Keywords: positioning, neuropraxia, minimally invasive, robotic-assisted, injury, peripheral neuropathy
Introduction
Injury resulting from patient positioning is a known perioperative risk and a significant contributor to patient morbidity. These complications can range from transient peripheral neuropathies to compartment syndrome and rhabdomyolysis. There exists no comprehensive data on the incidence and costs though the American Society of Anesthesiologists Closed Claims study offers a glimpse: peripheral nerve injury, which represents just a subset of positioning injuries, made up 15% of claims across surgical disciplines.1,2
Positioning injuries are recognized in open surgery, but laparoscopic surgery appears to incur increased risk. Pelvic surgery, both open and laparoscopic, has risk of neurologic injury due to improper placement of retractors, autonomic nerve disruption from surgical dissection and improper lithotomy positioning.3 A 2014 retrospective review of robotic-assisted surgeries found a 6.6% injury rate, suggesting robotic surgery may further increase risk.
Nevertheless, the perception among many surgeons is that positioning injuries are rare events that “don’t happen at our institution”. This paper attempts to summarize what is known about the problem and offers insight on preventive measures and best practices.
Methods
Our goal was to scour the available literature with the following two broad aims. First, we sought to report on the incidence/prevalence of injuries and provide the theorized mechanisms of injury for understanding the pathophysiology. Second, we wanted to provide practical guidance on risk factors and prevention.
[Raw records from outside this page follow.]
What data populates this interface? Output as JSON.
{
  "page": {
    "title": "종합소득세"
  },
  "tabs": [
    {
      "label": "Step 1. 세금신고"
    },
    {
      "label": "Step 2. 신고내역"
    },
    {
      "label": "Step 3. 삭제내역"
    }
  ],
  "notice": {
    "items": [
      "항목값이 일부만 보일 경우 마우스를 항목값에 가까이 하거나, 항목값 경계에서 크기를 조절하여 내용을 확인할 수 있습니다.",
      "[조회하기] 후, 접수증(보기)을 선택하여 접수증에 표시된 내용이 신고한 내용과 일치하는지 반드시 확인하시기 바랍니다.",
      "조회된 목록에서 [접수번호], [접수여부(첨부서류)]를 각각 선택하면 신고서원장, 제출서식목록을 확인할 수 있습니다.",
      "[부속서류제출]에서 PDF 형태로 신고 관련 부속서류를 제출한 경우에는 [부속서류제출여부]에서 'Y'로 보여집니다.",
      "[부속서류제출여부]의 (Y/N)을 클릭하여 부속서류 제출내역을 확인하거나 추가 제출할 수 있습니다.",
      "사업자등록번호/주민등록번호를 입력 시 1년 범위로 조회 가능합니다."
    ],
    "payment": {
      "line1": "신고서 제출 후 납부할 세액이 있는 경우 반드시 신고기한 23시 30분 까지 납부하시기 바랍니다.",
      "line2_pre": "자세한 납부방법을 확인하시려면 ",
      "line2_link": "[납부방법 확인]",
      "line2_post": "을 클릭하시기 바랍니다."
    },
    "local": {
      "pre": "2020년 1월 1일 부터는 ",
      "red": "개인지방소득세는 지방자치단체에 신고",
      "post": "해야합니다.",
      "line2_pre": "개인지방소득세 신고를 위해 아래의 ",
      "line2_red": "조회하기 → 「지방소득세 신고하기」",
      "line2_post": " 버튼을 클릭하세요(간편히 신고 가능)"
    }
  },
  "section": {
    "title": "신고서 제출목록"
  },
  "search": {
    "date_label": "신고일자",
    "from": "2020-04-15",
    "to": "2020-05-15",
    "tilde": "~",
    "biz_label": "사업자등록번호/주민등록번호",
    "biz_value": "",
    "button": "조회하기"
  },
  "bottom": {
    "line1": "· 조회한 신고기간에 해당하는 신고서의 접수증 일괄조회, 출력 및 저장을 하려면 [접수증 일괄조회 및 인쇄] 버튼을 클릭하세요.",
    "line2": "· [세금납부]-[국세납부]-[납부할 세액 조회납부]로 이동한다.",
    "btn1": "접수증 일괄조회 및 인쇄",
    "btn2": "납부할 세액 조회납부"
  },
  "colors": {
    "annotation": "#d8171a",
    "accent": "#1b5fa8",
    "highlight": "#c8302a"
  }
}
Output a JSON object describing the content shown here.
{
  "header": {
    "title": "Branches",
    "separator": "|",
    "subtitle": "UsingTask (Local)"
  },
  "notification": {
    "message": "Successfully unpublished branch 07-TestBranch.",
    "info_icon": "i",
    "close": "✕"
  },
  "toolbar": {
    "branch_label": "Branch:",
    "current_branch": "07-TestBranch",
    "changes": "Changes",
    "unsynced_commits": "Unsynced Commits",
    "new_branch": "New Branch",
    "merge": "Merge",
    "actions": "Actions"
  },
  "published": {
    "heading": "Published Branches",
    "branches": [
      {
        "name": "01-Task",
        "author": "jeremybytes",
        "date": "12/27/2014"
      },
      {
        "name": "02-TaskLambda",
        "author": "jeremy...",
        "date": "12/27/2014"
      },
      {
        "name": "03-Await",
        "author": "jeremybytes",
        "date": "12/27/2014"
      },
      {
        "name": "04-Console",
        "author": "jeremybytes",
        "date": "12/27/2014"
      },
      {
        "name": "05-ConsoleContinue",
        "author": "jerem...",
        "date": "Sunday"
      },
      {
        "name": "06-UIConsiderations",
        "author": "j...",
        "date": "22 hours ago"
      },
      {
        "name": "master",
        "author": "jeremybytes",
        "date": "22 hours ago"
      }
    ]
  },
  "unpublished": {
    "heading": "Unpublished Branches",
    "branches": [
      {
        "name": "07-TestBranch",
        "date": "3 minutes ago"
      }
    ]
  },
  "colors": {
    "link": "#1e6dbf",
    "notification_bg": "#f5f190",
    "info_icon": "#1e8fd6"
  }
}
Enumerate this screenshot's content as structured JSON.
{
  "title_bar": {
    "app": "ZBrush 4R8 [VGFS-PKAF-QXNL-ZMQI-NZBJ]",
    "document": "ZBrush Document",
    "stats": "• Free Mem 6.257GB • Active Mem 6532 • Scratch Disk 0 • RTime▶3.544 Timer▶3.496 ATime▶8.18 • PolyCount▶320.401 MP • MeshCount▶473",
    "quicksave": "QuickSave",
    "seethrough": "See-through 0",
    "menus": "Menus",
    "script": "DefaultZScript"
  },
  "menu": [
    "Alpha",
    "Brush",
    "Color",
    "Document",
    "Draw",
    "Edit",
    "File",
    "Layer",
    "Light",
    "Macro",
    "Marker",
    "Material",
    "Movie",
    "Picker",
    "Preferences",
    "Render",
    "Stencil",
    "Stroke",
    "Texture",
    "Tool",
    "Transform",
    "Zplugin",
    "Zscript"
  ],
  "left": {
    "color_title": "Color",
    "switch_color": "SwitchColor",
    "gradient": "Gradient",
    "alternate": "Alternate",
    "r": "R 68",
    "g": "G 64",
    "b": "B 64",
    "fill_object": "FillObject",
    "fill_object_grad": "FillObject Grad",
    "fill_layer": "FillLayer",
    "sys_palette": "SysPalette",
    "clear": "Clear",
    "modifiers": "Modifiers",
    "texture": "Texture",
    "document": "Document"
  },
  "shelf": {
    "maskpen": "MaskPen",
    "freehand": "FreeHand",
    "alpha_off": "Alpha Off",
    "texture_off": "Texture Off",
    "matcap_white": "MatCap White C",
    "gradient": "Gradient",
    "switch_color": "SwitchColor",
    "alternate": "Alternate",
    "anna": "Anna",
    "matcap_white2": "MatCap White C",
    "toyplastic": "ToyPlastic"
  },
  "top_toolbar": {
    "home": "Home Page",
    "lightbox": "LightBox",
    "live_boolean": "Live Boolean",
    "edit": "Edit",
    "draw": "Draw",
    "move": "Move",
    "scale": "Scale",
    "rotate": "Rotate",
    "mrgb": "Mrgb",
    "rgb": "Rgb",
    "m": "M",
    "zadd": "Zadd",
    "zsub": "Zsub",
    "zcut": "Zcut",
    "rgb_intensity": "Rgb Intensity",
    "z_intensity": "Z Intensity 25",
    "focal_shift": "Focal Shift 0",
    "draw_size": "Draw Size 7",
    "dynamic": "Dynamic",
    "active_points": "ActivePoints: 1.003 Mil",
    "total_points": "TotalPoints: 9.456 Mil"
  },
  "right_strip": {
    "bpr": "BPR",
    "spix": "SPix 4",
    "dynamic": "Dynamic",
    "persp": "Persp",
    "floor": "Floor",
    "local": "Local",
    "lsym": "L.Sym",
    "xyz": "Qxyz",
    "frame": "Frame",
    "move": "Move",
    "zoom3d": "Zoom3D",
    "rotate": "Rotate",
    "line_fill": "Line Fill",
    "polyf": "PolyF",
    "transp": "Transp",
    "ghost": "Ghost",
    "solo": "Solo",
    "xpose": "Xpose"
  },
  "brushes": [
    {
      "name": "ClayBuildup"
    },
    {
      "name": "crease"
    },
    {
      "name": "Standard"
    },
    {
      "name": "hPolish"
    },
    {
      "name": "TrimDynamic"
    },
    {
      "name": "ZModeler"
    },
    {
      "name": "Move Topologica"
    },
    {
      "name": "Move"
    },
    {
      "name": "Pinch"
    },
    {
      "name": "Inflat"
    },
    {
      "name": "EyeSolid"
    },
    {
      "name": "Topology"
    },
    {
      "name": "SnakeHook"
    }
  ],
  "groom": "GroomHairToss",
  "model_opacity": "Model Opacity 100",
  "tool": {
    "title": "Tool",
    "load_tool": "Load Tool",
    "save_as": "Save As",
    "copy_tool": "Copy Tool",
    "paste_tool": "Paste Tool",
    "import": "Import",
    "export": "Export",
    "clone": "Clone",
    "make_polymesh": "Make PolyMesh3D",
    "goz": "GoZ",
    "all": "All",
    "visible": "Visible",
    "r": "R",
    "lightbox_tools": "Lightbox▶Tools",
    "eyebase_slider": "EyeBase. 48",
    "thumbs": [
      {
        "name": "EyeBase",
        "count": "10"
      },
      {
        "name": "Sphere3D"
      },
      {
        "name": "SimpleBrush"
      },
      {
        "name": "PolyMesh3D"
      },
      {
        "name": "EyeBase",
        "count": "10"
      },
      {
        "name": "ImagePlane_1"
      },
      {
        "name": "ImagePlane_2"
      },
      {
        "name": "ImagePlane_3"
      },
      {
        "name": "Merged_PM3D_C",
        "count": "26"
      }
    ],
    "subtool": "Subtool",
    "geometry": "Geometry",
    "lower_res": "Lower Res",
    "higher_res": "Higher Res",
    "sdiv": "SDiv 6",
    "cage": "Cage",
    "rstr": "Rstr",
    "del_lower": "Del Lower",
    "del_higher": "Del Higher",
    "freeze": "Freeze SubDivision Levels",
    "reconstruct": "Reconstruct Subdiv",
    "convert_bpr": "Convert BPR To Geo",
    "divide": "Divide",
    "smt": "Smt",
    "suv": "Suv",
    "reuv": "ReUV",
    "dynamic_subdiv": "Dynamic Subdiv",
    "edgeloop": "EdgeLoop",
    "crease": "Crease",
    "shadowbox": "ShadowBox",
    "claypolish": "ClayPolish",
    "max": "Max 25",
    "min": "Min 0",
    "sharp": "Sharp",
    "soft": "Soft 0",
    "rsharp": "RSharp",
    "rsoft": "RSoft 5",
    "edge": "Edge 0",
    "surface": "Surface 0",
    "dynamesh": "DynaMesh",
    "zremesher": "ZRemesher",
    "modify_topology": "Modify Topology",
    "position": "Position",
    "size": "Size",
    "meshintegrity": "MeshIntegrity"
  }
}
We initially undertook a literature search of PubMed and Ovid medical databases. The search terms utilized included: positioning, injury, peripheral neuropathy, nerve injury, compartment syndrome, rhabdomyolysis, ischemic optic neuropathy, laparoscopic, robotic, and surgery in varied combinations. The search criteria and selection of articles are depicted in Figure 1.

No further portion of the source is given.